2006/9/2

いつかA列車に乗って(’03)  日本

「四季の歌」やテレサ・テンの「つぐない」等で知られる作詞家荒木とよひさの初監督作品。「たそがれ酒場」(’55内田吐夢監督)という作品のリメイクらしく、あるジャズ・バーでの一晩の人間模様をジャズ演奏をバックに描いた渋めの作品。

常連客、筆を折った画家役の津川雅彦が、まさにこの店を知る”影の重鎮”らしい熟練味。「下弦の月」以来見かけた栗山千明が英語の話せるやや訳ありの店員役、小林桂樹らも脇を固める存在感が。

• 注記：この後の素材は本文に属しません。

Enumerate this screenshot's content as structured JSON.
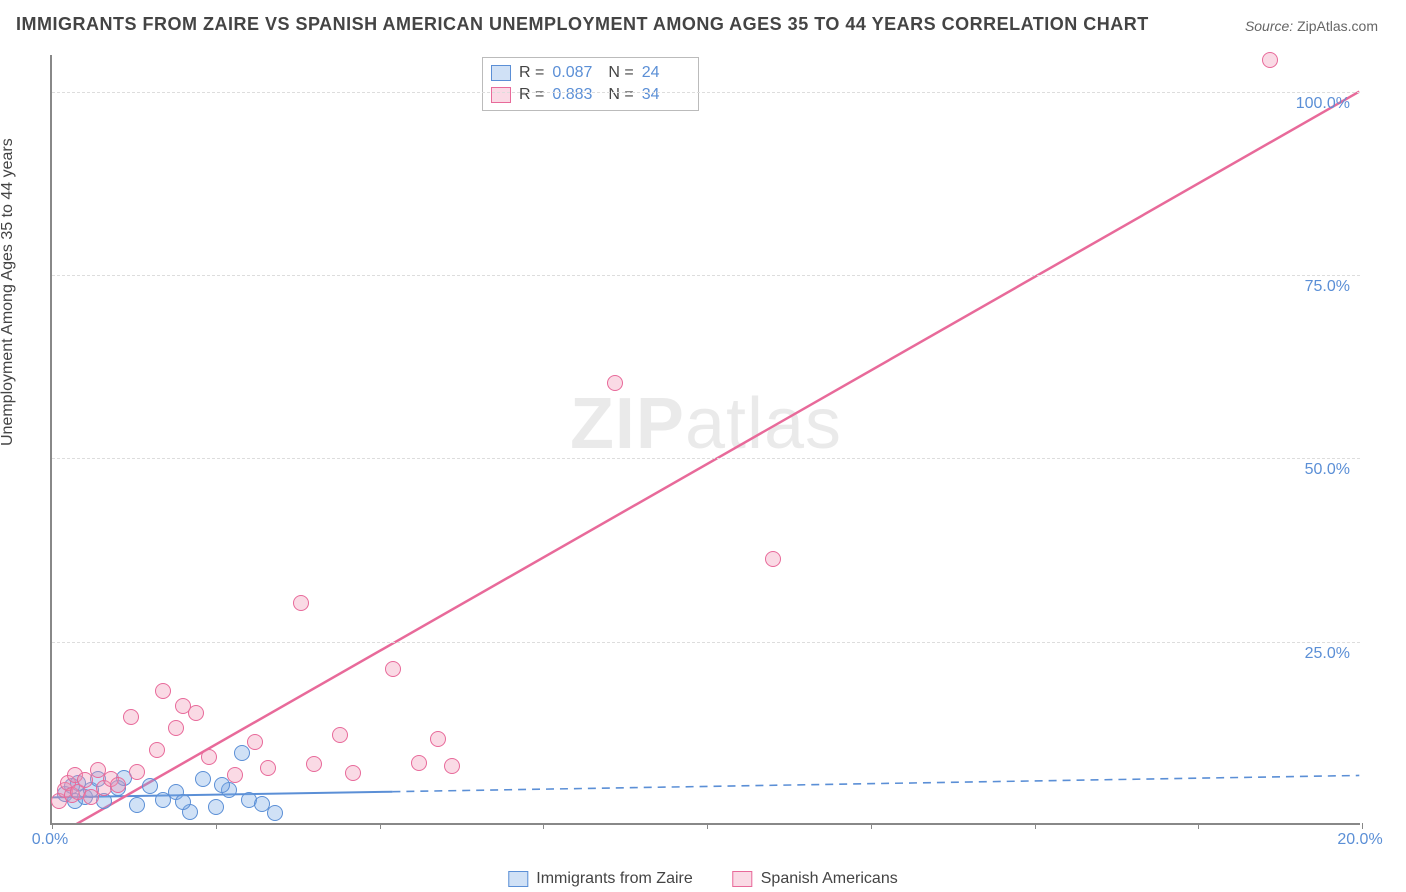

作曲家三木たかしがピアニスト役の他、熟練ジャズ奏者達が出演、「A列車で行こう」「サマータイム」といったスタンダードの演奏、実際音大出身の加藤大治郎演じる店員が、自分のオリジナルという設定でサックス演奏する憂いあるテーマ曲、宝塚出身の真矢みきのソフトなボーカル等聴き応えも。

「A列車・・」はそもそも阿川泰子版等での馴染みで、最近映画で聞いたのは「スウィングガールズ」達の素朴な音色の演奏。この作品の根底の”同じ列車に乗り合わせた(店に居合わせた)人々”の含みもあってのタイトルのようで。